An old librarian looks across a stone counter in an old college

Retro is a tough one to nail down. Outside of video games, it means to imitate a style of the recent past. The rigid boundaries that spawned the term in gaming don’t really work anymore. Yes, Skyrim is retro if we use the original seven-to-14 years definition, but gaming isn’t what it was back then. The leap between PS4 to PS5 isn’t as big as people were expecting, but that’s because there’s little room to go forward right now. We’re perfecting and fine-tuning hyperrealism with visible pores in people’s skin and real-time reflections and lighting. These are slight increases in visual fidelity, nothing like the leap between Super Mario Bros and Super Mario 64.

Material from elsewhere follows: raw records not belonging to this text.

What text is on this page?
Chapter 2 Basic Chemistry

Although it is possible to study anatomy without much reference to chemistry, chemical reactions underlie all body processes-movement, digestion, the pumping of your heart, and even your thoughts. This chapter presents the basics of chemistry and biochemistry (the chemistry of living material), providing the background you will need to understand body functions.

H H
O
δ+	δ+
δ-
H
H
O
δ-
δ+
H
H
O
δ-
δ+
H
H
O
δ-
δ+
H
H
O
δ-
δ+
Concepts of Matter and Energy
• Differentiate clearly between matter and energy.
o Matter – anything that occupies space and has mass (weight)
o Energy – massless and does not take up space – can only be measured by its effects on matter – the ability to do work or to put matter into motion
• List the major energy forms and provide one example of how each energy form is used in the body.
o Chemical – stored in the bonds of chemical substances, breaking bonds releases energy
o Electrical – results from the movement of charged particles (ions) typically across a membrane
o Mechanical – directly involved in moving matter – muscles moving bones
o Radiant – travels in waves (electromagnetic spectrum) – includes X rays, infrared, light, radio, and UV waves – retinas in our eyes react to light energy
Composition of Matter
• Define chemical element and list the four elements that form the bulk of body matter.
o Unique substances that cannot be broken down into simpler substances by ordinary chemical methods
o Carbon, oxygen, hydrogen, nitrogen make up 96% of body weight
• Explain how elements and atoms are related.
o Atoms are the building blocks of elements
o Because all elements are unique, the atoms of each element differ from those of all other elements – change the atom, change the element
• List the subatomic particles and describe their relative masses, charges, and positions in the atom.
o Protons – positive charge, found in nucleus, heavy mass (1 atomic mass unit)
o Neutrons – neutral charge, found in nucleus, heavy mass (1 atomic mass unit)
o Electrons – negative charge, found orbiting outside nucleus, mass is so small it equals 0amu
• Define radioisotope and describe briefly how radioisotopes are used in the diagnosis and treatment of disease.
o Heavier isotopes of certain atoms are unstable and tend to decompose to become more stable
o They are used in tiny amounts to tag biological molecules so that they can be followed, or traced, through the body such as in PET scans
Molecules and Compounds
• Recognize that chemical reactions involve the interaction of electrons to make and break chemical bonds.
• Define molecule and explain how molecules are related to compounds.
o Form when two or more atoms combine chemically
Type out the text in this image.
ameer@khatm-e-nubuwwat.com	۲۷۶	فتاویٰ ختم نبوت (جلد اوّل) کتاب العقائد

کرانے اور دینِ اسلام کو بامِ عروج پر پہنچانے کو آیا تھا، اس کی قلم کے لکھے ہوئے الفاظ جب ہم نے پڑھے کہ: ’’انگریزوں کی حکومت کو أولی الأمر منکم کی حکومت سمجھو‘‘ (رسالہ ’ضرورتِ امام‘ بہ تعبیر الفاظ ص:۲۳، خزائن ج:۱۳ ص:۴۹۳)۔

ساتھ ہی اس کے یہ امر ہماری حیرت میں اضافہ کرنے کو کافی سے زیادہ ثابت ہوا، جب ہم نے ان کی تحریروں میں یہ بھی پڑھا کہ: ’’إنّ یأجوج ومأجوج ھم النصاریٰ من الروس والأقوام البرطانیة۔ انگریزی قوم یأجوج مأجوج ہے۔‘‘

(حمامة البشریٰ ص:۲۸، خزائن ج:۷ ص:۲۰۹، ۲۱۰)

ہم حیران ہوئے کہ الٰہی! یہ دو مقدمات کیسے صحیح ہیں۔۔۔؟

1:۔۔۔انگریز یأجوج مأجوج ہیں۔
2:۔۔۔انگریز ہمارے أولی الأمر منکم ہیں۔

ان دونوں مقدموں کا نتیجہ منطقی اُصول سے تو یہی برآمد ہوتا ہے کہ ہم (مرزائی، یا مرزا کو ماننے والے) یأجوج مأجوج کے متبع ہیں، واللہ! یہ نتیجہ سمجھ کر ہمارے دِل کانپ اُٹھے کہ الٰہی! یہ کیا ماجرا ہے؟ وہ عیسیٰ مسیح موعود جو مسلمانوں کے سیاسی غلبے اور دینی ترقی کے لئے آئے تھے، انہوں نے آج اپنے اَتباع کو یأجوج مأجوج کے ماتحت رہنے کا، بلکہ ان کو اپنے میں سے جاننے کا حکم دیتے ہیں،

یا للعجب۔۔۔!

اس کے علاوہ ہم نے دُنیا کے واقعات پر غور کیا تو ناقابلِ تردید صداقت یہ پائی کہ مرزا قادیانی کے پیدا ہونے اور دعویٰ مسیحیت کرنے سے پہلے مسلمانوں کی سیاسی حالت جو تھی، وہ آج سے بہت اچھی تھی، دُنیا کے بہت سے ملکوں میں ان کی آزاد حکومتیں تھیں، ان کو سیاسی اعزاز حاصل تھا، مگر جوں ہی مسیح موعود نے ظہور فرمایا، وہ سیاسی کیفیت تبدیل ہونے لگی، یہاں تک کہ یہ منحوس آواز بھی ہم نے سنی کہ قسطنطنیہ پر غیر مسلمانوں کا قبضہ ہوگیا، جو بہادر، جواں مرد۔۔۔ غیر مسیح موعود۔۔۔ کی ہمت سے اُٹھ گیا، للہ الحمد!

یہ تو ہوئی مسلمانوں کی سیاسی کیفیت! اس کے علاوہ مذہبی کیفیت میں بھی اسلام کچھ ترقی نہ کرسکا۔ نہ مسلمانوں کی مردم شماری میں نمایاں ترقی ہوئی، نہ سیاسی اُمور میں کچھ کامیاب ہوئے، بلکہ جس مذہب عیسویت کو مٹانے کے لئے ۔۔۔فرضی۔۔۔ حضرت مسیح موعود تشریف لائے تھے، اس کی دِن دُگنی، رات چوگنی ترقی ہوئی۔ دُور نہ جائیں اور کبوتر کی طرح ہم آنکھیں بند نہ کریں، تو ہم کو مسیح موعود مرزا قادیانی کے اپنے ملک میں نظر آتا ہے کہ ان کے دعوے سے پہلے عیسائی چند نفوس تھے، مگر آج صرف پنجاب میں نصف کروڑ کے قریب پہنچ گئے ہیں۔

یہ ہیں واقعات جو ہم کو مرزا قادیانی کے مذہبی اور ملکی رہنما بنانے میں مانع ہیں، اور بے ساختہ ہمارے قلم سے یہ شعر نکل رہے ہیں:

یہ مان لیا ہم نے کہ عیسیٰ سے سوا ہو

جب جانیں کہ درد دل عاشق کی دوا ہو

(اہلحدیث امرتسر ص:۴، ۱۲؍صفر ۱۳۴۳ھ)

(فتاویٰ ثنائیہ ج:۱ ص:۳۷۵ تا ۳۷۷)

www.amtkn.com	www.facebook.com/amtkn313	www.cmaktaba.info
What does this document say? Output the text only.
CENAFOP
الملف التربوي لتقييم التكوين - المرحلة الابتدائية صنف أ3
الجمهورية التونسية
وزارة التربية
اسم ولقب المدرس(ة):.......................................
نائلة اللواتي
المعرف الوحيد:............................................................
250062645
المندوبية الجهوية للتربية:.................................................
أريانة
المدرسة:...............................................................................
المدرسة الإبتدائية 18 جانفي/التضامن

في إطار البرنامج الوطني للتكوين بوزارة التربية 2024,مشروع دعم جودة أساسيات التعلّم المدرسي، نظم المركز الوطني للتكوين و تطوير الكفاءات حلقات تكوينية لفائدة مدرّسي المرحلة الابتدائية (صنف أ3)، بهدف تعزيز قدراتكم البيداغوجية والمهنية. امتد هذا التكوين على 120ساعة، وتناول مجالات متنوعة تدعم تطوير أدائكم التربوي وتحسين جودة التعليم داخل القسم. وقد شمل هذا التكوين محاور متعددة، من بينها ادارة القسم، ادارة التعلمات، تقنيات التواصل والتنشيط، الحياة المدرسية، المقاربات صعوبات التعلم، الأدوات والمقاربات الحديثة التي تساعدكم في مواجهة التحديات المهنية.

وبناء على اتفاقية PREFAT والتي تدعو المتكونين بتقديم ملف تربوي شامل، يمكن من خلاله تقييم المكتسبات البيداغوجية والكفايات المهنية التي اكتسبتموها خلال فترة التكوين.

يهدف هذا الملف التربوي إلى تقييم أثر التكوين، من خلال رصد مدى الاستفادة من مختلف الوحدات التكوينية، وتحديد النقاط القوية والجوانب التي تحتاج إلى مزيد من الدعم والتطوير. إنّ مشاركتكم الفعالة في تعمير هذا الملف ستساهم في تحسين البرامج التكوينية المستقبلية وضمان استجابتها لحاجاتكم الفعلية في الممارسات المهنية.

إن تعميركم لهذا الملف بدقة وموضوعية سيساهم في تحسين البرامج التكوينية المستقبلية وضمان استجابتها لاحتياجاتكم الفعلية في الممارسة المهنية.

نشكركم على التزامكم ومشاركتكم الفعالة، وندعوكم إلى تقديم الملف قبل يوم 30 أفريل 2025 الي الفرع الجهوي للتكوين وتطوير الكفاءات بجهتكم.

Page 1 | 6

Even looking 11 years back, games hold up remarkably well. Skyrim still handles perfectly and its age isn’t really showing, and the same goes for a lot of PS3 and Xbox 360-era titles. We should look at retro fluidly, rather than labelling one console as retro and being done with it, but that fluidity also applies to how gaming has changed, too. The seven-to-14 years rule doesn’t fit anymore, because the leap from then to now is hardly comparable to that first 11-year leap. Even the PS2 and GameCube eras haven’t aged that much. So to answer the question - in the strictest of terms, Skyrim is retro, but it shouldn’t be considered so. It’s as old as the NES was when the term was first used, and its console generation even older, but that doesn’t matter when gaming’s growth has slowed to a crawl.